Of course once in a while I publish something that is “finished” – a report or article or something similar. However by this time what I’m publishing isn’t really thoughts anymore. It has become an artefact that has been worked on and refined, contextualised and shaped into a particular form or genre. This stuff is hopefully much better than what I push out on the blog, but it isn’t really my thoughts any more. Of course some of my thoughts are in there, but it has become more than my thoughts. This is particularly true because I rarely write anything alone, but it would be true even if I did. Proper writing is a dialogue between the author and the traditions that are being drawn on and the context the artefact will enter. Writing a blog is about sharpening your thoughts.

 

But, what about the thoughts that you can’t put on the blog? The ones that relate to someone else, or to some government secret that you know but isn’t in the public sphere yet. What about the thoughts you have about the things you’ve done wrong, that you want to learn from, but you don’t want the world to dwell on. What about all the news that isn’t fit to print. What do you do with all that?

 

Most people would say, just keep it in your head. Sit down, have a think, drink a cup of tea and move on. But, they probably aren’t bloggers. This stuff is starting to hurt my head and as I say, I can only really have fourth rate thoughts when I keep it up there. So maybe I should write it down in a big note book like Richard Crossman. I could then publish it to get my own back on everyone once I retire. However I’m not very good at delayed gratification, if I put the effort in to write something I want people to read it. I’ve thought about setting up an anonymous blog full of bile, poison, regret and revelation, but I fear that it would be ultimately unsatisfying. Anything of interest would lead people back to me pretty quickly.

 

Maybe I should get a Woody Allen style analyst and wax lyrical on ‘me against the world’ each week. However, I fear that giving free rein to my inner thoughts might make me feel worse rather than better. It is possible that there are some things that it is best to keep bottled up inside and that becoming better at expressing the things that shouldn’t be expressed is not a good idea at all. Once again I feel that I/we write our personalities and our selves into existence and it is probably a good idea to concentrate on the positive constructive stuff.

 

So what to do? I’ll probably stick with my fourth rate thoughts for now. What about you?
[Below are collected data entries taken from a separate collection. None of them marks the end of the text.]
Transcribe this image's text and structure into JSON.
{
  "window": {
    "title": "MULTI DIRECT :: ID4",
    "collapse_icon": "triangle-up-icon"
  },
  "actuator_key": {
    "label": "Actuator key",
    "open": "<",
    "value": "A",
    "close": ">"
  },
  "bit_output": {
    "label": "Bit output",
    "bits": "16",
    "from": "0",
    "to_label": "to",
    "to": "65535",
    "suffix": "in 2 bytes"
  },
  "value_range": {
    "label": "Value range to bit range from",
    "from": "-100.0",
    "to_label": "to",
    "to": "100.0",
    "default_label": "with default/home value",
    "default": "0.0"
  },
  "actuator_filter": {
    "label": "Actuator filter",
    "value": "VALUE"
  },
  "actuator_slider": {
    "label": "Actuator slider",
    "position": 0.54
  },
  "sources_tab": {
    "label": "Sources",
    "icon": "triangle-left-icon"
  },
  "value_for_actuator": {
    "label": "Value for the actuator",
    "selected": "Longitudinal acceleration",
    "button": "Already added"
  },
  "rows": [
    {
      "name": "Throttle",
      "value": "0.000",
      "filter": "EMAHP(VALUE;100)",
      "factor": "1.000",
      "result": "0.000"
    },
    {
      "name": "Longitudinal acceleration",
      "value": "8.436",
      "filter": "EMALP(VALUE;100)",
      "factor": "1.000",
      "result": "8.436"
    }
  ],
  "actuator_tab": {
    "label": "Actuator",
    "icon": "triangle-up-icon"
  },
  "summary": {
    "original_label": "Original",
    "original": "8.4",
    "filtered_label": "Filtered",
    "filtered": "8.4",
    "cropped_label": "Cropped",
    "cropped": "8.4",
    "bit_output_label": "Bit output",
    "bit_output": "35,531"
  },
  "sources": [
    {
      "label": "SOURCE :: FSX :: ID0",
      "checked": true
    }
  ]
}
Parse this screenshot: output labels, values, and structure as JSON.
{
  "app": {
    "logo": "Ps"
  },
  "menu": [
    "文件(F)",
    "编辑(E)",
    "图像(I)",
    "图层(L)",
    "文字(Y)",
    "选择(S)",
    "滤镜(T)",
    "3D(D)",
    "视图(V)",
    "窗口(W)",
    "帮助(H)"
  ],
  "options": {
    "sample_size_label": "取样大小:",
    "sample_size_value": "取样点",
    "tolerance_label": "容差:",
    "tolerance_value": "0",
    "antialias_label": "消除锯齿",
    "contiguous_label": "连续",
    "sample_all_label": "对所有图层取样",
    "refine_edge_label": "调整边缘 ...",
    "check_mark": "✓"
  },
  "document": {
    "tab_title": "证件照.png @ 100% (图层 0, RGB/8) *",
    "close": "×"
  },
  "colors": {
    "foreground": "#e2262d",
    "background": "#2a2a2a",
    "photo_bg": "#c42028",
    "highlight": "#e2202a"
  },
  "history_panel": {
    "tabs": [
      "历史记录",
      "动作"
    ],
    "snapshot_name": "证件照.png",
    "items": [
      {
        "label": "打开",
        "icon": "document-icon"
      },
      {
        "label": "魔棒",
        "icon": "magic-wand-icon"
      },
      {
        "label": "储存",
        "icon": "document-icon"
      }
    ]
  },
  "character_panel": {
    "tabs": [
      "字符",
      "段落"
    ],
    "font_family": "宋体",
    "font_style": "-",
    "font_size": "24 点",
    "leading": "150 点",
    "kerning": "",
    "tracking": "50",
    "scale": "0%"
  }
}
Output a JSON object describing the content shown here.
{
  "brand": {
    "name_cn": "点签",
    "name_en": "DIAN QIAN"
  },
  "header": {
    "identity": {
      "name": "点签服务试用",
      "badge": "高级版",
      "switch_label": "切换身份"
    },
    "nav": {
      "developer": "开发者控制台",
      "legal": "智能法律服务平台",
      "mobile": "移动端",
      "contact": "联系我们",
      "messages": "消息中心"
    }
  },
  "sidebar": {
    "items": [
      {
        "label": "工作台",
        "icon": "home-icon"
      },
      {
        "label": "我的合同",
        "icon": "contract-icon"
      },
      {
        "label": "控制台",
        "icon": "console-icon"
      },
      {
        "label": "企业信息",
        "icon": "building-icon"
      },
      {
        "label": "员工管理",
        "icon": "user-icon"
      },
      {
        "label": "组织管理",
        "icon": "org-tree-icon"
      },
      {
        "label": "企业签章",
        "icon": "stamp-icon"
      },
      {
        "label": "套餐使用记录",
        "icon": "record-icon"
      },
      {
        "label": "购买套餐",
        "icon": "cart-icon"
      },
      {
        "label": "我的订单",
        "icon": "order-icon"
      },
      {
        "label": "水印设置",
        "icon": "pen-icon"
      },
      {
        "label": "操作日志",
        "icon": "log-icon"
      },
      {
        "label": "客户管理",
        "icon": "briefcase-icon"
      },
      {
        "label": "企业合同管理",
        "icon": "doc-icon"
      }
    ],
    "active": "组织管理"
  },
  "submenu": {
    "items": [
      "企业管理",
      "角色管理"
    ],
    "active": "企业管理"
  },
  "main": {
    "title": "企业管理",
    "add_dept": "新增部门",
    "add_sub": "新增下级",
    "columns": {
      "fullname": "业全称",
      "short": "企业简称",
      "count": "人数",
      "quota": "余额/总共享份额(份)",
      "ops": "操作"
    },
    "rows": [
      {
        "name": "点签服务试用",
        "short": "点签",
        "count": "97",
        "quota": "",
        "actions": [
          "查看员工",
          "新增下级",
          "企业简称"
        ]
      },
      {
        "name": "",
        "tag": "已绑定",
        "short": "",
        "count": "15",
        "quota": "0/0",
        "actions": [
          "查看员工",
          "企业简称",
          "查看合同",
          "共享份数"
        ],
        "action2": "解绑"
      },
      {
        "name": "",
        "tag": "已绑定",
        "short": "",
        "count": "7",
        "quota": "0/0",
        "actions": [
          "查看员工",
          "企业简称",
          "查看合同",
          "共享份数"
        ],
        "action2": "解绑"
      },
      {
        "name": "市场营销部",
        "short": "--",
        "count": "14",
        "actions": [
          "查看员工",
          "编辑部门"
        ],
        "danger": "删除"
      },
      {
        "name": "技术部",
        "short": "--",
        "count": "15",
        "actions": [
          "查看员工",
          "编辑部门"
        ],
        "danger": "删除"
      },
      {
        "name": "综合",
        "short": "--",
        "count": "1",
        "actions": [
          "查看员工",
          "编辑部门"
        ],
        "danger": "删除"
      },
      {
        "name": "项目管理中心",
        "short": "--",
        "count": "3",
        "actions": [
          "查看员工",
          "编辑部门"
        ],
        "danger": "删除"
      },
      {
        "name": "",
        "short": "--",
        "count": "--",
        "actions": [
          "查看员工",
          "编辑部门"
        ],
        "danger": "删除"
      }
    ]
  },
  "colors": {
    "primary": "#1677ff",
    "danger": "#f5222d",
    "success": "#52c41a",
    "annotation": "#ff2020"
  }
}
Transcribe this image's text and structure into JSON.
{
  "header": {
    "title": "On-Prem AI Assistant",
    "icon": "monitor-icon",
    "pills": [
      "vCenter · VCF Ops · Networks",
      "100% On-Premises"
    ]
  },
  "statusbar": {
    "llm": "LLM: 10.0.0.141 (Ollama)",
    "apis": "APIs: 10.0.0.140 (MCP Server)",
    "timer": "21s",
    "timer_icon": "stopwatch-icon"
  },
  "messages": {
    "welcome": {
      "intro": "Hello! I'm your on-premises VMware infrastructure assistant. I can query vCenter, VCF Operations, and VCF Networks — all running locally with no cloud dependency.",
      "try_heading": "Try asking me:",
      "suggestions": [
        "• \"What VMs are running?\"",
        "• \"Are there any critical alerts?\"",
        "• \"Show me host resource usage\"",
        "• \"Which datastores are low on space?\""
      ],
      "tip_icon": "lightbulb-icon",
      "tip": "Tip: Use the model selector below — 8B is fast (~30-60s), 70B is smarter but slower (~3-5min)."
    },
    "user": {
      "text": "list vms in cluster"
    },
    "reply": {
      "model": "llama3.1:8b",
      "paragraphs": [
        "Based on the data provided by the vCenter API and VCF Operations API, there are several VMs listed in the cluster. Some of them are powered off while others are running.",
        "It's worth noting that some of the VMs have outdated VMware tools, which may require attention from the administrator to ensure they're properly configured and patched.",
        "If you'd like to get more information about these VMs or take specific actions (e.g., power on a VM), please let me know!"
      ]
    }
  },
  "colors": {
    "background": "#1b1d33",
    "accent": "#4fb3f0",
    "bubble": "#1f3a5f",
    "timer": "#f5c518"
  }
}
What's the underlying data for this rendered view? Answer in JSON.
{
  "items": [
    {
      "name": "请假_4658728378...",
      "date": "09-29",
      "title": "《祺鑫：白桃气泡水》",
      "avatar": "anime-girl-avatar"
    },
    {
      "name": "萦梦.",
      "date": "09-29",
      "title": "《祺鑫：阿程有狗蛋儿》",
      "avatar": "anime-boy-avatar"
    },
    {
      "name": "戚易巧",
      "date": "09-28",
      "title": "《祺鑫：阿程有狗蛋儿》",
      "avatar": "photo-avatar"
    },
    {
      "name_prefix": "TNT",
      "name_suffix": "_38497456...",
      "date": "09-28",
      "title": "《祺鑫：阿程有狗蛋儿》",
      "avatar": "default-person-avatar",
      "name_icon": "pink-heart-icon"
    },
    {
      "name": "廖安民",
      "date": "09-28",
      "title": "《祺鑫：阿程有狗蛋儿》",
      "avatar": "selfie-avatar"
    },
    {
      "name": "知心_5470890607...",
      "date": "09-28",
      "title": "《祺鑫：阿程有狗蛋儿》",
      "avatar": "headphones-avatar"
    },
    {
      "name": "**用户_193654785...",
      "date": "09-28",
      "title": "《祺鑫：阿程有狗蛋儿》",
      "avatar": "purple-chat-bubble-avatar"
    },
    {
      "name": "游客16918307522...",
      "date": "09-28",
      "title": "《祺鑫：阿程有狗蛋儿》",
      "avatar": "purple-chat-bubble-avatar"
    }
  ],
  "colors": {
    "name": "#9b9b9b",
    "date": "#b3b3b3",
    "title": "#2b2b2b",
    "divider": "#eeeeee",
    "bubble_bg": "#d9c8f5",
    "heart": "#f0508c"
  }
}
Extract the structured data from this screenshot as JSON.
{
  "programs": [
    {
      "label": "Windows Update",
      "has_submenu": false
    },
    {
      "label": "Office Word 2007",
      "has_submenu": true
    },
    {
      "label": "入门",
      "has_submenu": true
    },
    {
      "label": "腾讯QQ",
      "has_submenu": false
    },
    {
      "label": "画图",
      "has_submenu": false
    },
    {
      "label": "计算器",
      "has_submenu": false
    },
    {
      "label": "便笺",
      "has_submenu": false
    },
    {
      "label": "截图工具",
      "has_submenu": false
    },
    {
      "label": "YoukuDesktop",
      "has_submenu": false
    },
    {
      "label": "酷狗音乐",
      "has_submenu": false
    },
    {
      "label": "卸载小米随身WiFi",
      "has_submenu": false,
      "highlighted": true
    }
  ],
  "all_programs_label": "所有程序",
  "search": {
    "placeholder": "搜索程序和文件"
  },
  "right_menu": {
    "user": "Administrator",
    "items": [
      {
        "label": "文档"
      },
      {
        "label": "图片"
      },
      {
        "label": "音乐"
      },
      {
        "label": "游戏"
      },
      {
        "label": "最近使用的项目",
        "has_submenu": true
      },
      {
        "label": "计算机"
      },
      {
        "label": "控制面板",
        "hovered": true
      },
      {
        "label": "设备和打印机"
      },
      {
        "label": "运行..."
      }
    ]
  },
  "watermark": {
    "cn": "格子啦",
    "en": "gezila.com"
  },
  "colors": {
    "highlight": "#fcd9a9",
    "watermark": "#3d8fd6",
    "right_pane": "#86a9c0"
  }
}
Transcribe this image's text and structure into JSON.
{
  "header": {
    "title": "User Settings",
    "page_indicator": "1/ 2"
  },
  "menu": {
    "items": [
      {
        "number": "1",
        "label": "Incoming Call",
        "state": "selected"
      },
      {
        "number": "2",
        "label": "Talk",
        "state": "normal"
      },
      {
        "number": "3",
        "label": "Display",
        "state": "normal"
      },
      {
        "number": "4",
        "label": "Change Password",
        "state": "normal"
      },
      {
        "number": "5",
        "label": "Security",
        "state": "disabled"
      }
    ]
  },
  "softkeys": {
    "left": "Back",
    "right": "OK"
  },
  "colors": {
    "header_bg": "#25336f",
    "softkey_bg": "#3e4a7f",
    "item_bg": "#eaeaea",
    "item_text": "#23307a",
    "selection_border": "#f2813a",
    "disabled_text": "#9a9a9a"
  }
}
Guest post: The future of school based careers work???

The author of this post worked for the Connexions Service in the North West of England from January 2005 until November 2009 when he/she left the service to take up a position as a Careers Adviser within the higher education sector.

I worked as a Connexions Personal Adviser for around five years providing careers advice and guidance to young people in schools.  When I started I had responsibility for one large secondary school (almost 2000 pupils) and had 3.5 days based in school delivering a mix of groupwork and one to one guidance.  I took the job because during my training I’d done a couple of placements with Connexions and had been struck by the dedication and positive attitudes of the staff and I got to see first hand the very real difference these professionals can make to the lives of young people.  It was a concept I really believed in.

 

School careers work can be a tough and lonely experience; when I started I had to work hard to build up my profile, not just with pupils but also amongst staff, many of whom saw me as an outsider.  Even though I wasn’t employed by the school I still found myself being put under pressure by school staff to encourage year 11 pupils to continue into the sixth form, even if this wasn’t the most appropriate option for them.  It takes a strong person to be able to resist this pressure, which for me occurred almost on a daily basis. 

 

In this school and others where I worked, Year 11 and sixth form leavers going into employment/apprenticeships were seen as a priority for Connexions and I often didn’t deal with those staying on for sixth form or going to university as the schools felt they dealt with these pupils pretty well themselves.  But do they?  Only a few days ago there was an article in The Guardian by Andy Gardner of the ICG, on why he felt the need to write a book on A level subject choices, as it seems that young people are not getting the right kind of advice about this.  I think currently there’s an assumption among some school based staff and managers within Connexions (certainly where I worked) that young people going to sixth form or university don’t need careers advice; that they will “work things out for themselves”.  Andy’s article makes clear that this isn’t the case and the new all age guidance service will need to address this issue to ensure that guidance is available for all young people.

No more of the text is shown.